Cet accord de coalition vaut pour la durée de la 17e législature. Les partenaires de la coalition s'engagent à  transposer cet accord dans l'action gouvernementale. Les partenaires portent conjointement la responsabilité pour l'ensemble de la politique de la coalition.

Les partenaires de coalition CDU, CSU et FDP se concerteront de façon permanente et complète dans leur travail au Parlement et au Gouvernement et établiront un consensus dans les questions procédurales, de fond et personnelles. Les partenaires de la coalition se rencontrent régulièrement au début de chaque semaine de session dans des discussions de coalition (Koalitionsgespräche) au sein du comité de coalition (Koalitionsausschuss). Ce dernier se réunit par ailleurs à  la demande d'un partenaire de coalition. Il discute des questions d'importance fondamentale qui doivent être concertées entre les partenaires de coalition et il recherche le consensus en cas de conflits. Sont membres de ce comité les présidents des partis, les présidents des groupes parlementaires (au Bundestag), les secrétaires généraux (des partis), les premiers secrétaires (des groupes), le chef de l'Office de la Chancellerie fédérale, le Ministre fédéral des finances ainsi qu'un autre membre désigné par le FDP.

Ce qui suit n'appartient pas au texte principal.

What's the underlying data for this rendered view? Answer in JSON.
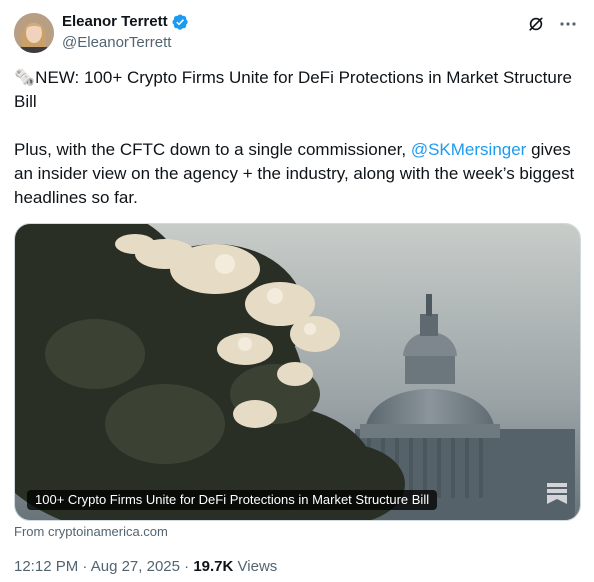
{
  "author": {
    "name": "Eleanor Terrett",
    "handle": "@EleanorTerrett",
    "verified_icon": "verified-badge-icon"
  },
  "tweet": {
    "headline": "🗞️NEW: 100+ Crypto Firms Unite for DeFi Protections in Market Structure Bill",
    "body_pre": "Plus, with the CFTC down to a single commissioner, ",
    "mention": "@SKMersinger",
    "body_post": " gives an insider view on the agency + the industry, along with the week’s biggest headlines so far."
  },
  "card": {
    "title": "100+ Crypto Firms Unite for DeFi Protections in Market Structure Bill",
    "source": "From cryptoinamerica.com"
  },
  "meta": {
    "time": "12:12 PM",
    "separator": "·",
    "date": "Aug 27, 2025",
    "views_count": "19.7K",
    "views_label": "Views"
  },
  "colors": {
    "accent": "#1d9bf0",
    "secondary_text": "#536471",
    "primary_text": "#0f1419"
  }
}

2. Coopération des groupes parlementaires

Les groupes parlementaires de la coalition votent de manière unitaire au Bundestag et dans toutes les instances dépendant de lui. Cela vaut également pour des questions qui ne font pas l'objet de la politique concertée (i.e. par le contrat de coalition). Les majorités changeantes (wechselnde Mehrheiten) sont exclues. Un accord sera établi entre les groupes de la coalition sur la procédure et le travail au Parlement. Les propositions de motions, propositions de loi et questions au niveau des groupes sont déposées de façon conjointe ou, de façon exceptionnelle, d'un commun accord.

3. Gouvernement fédéral

3.1 Travail au sein du Cabinet

Au sein du Cabinet, aucun partenaire ne sera mis en minorité dans les questions qui sont d'une importance fondamentale pour l'un des partenaires de la coalition. Un comportement concerté sera établi dans les instances de l'Union européenne. Les partenaires de la coalition sont représentés selon une clé de répartition fixée à  l'avance dans tous les comités de travail du Cabinet et toutes les instances dépendant du Cabinet. La composition des commissions, conseils etc.. auprès du Cabinet se déroule d'un commun accord d'après une clé de répartition fixée à  l'avance.

3.2 Répartition des ministères

La CDU et la CSU détiennent le poste de Chancelier fédéral et les postes de ministre dans les domaines suivants : Intérieur, Finances, Défense; Travail et affaires sociales; Education et recherche; Famille, femmes, Personnes âgées et jeunesse; Alimentation, agriculture et protection des consommateurs; Construction, logement et circulation; Environnement, protection de la nature et sûreté nucléaire; Ministère pour affaires particulières à  la Chancellerie fédérale.

Le FDP détient les postes de ministre dans les domaines suivants : affaires extérieures; justice; Economie et technologie; Santé; Coopération économique et développement.

Le droit de proposition pour chacun de ces postes appartient au parti responsable.

(Traduction ALD)

Pour citer cet article :
«Aspects des contrats de coalition gouvernementale en Allemagne (1998-2009), textes présentés par Armel Le Divellec », Jus Politicum, n° 3 [https://juspoliticum.com/article/Aspects-des-contrats-de-coalition-gouvernementale-en-Allemagne-1998-2009-textes-presentes-par-Armel-Le-Divellec-169.html]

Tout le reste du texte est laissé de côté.